The conventional analysis of zooplankton samples is by sorting, identifying and counting the plankton using a low magnification stereomicroscope. For species-level identification a higher magnification conventional microscope is often needed to distinguish the tiny morphological details between species. See the resources page for sources to use in plankton identification.
Morphological identification allows for species-level identification in many taxa. Morphological identification of plankton samples is done by specialists experienced in taxonomy; the identification of organisms. Depending on the diversity and density of organisms in a sample a specialist needs hours to days to analyse a sample. This makes analysing plankton samples time consuming and expensive and has unfortunately lead to a lack of monitoring of zooplankton in many areas.
Novel techniques for plankton sampling
Recent technological advancements have made it possible to to sample and analyse plankton at high spatial, temporal and/or taxonomical resolution.
For this technique DNA from a mixed sample is extracted, sequenced and compared with a database of known DNA sequences for species to find out which species’ DNA was present in the samples. This allows for efficient and quick identification of many species, even ones that cannot be distinguished from other species by conventional means such as cryptic species and larval stages of many invertebrates. Estimating the abundance of organisms using DNA-based methods is still challenging but the accuracy of abundance estimates will likely increase with improvements in methodology. An important caveat with DNA metabarcoding is that in order to detect a species in a sample its DNA sequence data for the targeted gene region should be available.
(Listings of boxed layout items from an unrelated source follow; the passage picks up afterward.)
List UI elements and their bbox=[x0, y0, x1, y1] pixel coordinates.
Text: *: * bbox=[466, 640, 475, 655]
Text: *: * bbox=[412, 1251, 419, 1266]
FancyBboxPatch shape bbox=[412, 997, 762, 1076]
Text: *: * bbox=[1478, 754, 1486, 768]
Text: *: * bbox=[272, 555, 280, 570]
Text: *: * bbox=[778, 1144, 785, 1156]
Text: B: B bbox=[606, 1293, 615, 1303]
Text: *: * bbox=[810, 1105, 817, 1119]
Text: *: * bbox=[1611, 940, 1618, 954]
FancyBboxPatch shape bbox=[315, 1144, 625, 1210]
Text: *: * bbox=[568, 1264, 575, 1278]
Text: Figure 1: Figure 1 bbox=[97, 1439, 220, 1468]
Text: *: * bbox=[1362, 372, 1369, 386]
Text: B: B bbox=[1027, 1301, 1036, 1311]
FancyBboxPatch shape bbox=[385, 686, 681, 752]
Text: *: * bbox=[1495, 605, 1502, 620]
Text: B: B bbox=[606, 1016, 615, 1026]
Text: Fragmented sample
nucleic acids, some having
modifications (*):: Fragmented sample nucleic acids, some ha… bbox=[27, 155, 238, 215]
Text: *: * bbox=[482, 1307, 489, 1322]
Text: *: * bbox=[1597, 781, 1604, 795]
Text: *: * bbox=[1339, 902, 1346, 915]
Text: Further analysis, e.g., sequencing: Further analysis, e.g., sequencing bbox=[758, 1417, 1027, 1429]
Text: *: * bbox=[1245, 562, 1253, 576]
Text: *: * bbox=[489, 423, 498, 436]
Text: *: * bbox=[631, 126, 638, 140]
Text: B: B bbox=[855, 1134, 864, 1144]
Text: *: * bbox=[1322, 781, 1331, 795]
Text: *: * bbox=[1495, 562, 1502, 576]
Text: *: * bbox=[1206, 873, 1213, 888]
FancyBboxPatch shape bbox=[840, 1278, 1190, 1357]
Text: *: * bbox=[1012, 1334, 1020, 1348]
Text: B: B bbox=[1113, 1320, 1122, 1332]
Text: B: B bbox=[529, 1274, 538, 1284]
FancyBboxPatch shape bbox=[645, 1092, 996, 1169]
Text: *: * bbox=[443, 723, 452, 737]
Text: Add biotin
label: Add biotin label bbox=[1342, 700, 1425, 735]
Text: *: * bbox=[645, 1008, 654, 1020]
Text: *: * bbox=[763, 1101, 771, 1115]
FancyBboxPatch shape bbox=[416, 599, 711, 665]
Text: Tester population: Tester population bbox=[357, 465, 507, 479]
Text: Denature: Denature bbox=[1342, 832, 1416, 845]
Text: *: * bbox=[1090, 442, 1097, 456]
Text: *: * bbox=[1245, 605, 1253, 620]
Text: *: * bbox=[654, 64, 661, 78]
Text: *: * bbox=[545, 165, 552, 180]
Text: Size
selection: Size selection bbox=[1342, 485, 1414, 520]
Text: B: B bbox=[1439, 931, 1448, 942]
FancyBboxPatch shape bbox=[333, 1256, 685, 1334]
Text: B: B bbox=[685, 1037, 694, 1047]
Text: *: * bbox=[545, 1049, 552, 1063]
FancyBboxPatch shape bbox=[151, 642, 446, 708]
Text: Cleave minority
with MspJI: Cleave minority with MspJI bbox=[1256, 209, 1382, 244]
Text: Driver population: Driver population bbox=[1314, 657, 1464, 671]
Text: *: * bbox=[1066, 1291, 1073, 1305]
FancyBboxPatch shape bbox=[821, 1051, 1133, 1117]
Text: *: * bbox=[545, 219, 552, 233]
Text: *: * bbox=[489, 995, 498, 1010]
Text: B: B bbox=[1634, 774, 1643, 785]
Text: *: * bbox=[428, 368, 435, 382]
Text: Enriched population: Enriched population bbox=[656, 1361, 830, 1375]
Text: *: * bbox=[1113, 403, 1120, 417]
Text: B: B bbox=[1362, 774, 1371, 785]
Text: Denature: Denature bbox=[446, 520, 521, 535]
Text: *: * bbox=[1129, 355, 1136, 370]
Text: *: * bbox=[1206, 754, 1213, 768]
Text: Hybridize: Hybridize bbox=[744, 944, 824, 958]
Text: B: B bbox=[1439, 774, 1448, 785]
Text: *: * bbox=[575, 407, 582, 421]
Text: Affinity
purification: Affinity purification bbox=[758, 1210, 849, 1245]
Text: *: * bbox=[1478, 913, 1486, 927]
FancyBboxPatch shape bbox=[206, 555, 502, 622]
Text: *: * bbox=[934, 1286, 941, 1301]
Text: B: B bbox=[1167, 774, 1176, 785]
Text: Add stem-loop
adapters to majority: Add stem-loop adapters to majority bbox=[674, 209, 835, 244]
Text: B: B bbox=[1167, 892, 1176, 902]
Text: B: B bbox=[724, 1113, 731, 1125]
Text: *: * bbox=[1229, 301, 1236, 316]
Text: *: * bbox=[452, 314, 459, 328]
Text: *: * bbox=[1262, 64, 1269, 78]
This means that it is important to have a complete well and curated reference database of barcodes.
In Plankton Imaging, images of planktonic organisms are collected, stored and classified. Advantages in camera technology, data storage and computer vision are enabling the acquisition, storage and processing of large volumes of images. Many different options are available to image plankton samples in the lab and directly in the water!
Imaging of plankton samples
Analysis of plankton samples using imaging can be done with different approaches. In flow-through systems a sample is pumped through a small transparent flow cell where a camera images each particle as it passes by. Commercially available flow through systems are available such as the FlowCam and for smaller plankton imaging flow cytometers such as the cytosense and imaging flow cytobot. There is also a great initiative to develop a low-cost open source option for flow through systems, the PlanktoScope.
An alternative approach is to scan samples using a flatbed scanner (such as the zooscan) where a sample is poured on a glass plate and scanned in the same way as you would scan a document. Using computer vision techniques individuel particles are identified on the images and classified. For the classification researchers developed an online tool called EcoTaxa where you can upload your dataset and even use data collected by others to train a classifier to classify the objects on your images. Alternatively you can develop your own analysis pipeline.
In-situ plankton imaging
With in-situ plankton imaging you image plankton directly in its natural environment. This can be done using underwater microscopes mounted on frames that are deployed from ships, or by pumping water from outside of a ship through an onboard flow cell with a camera system. In this way you can examine plankton at a high spatial and temporal resolution without having to take thousands of samples! This saves researchers a lot of time and money, and no animals need to be killed for it. Combining high resolution plankton imaging with simultaneous measurements of environmental parameters like temperature, salinity, depth and oxygen concentration allows investigation of plankton dynamics at fine scales impossible to achieve using traditional net sampling.
In-situ plankton imaging systems are generally optimised to sample a certain size range of organisms. Some examples of in-situ imaging systems are the ISIIS, CPICS, VPR and UVP . The Plankton Imager is a system that is used onboard research vessels.